I just caught up with the full comic, and decided to see what the forum said about some things.
Read this thread, and decided that it can't hurt to toss in my own theory.
There's some logical chaining here, so I'll put up the data I saw that convinces me of my theory.
1) Sadako taught Lia about the Dream world. A lot about the dream world. Enough that a book written by her was sufficient to get Fiona back inside.
2) Sadako held Lia's conscience deliberately. Given her position, we can be fairly certain she knew what would likely occur.
3) When Lia was caught, Sadako initially wanted to fight her. Clearly, that was planned, and she expected Lia to be in a mindset where they would fight.
4) My reading of the Fiona's Coma Dream sequence is that Sadako wanted Lia to fall for Fiona, and vice versa - there seems every evidence that Sadako threatened Lia's Conscience to make her change her attitude on that very subject.
My theory: Sadako is tired of ruling the place, and wants a successor. I expect her bit as George was an attempt to eventually bring Lia around peacefully, but it fell through. So she decided to make Lia into someone who could kill. That, too, fell through.
The Fiona's Coma dream can be viewed in one of two ways. First, an attempt to make Lia angry enough to fight Sadako, or, alternately, an attempt to groom Fiona for the position she'd originally intended for Lia.
1) Sadako banned Fiona from the dream world, but, Someone made sure that Fiona found the dream book.
I think that someone was Sadako herself, doing her best to make Fiona angry enough to join the DWLF and do some damage. Again, notice how Fiona's conscience was taken, practically guaranteeing that she'd become unhinged. Of course, Fiona, like Lia before her, doesn't react quite as expected, and goes haring off after Lia.

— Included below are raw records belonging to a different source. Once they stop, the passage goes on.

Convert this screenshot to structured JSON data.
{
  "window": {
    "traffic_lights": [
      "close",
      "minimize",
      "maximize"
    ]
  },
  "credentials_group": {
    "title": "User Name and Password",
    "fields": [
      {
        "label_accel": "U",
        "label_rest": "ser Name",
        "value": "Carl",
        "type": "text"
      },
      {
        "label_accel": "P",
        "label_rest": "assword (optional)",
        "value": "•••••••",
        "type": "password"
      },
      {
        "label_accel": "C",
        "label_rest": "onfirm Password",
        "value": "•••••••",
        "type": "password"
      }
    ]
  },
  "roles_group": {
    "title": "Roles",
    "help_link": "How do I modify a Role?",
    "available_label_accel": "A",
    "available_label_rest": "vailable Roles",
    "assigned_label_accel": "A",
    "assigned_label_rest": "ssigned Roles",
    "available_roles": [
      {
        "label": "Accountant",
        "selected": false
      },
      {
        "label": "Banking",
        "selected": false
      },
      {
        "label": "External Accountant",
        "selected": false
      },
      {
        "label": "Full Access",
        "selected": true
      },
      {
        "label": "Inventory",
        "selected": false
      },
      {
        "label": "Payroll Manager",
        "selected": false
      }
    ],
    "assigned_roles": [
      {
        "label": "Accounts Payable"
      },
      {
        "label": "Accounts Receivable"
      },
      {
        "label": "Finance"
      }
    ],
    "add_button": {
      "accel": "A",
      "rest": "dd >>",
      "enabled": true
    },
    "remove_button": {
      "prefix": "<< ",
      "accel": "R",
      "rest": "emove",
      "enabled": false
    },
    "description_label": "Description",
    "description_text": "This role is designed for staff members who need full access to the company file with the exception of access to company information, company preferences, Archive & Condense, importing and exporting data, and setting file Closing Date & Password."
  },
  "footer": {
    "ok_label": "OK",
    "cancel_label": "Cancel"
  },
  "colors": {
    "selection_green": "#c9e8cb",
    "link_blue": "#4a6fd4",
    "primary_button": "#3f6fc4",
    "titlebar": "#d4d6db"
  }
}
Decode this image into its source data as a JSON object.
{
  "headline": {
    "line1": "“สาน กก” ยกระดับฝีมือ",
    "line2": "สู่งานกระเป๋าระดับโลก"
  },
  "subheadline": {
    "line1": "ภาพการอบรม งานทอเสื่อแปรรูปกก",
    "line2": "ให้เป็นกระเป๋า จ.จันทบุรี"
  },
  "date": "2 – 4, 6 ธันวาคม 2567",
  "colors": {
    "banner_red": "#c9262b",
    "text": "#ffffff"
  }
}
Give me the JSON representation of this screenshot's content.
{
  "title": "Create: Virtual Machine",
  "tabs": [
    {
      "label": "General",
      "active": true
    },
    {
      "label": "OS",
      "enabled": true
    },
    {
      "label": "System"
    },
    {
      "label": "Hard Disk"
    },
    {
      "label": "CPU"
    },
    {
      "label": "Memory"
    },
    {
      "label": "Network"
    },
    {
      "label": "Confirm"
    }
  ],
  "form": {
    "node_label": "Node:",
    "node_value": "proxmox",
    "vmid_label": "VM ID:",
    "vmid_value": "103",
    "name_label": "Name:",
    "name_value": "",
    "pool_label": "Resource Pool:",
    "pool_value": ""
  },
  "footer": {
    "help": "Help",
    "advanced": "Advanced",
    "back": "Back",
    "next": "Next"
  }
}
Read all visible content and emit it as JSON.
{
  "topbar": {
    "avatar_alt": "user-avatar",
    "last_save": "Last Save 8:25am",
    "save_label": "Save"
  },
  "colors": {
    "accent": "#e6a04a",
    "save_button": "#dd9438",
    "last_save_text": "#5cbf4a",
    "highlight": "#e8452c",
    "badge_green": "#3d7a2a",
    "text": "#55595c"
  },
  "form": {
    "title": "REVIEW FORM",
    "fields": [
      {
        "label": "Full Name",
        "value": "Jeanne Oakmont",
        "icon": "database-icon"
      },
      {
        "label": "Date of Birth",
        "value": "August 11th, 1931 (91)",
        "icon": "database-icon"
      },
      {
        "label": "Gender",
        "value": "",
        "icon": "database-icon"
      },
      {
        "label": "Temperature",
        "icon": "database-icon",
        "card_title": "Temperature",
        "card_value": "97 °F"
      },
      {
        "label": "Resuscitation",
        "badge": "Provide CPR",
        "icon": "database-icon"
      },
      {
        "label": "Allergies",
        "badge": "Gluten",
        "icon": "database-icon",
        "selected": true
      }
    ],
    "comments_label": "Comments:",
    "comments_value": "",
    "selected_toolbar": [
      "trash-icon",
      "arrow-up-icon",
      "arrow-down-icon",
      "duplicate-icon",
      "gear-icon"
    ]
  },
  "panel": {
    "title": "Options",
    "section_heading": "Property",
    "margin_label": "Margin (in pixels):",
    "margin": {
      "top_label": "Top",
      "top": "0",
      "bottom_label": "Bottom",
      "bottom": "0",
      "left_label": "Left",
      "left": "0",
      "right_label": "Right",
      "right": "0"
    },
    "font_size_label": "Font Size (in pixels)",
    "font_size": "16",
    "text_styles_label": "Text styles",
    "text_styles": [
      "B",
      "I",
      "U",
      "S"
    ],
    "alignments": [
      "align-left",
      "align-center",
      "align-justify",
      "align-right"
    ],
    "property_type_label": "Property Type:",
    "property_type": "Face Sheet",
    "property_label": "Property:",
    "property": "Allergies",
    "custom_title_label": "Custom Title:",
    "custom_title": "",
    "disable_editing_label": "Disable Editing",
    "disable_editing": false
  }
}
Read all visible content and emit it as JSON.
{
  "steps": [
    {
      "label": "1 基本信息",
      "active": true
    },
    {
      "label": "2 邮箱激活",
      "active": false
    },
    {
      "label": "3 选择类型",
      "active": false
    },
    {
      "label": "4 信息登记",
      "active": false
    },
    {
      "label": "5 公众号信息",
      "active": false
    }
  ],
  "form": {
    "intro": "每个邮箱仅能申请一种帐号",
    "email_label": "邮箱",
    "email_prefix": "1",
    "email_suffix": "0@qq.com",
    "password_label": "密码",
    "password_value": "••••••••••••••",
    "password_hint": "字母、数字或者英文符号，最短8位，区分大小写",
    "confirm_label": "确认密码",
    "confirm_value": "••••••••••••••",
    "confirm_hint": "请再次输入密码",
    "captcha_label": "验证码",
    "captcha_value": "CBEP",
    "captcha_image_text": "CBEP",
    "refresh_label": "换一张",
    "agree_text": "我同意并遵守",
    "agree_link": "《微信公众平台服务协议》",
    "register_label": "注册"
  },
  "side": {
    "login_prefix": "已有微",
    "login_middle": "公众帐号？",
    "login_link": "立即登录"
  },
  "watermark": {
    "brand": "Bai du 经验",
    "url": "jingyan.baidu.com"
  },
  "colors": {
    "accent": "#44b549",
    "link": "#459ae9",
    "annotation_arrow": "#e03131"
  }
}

So, another change in plans. Make sure to get a diary of Lia's movements into Fiona's hands. Get them together. Maybe, comparing notes, one of them will get angry enough to do what must be done.
Why must it be done? That's a question. Clearly people can be killed in the Dream World - but can they suicide? Maybe suicide isn't in Sadako's nature, maybe the position has to be taken by force?
Of course, this is all pure speculation, but from what I've seen, at least parts of it fit the facts, and none of it contradicts what we know - so far. At least, not that I can see.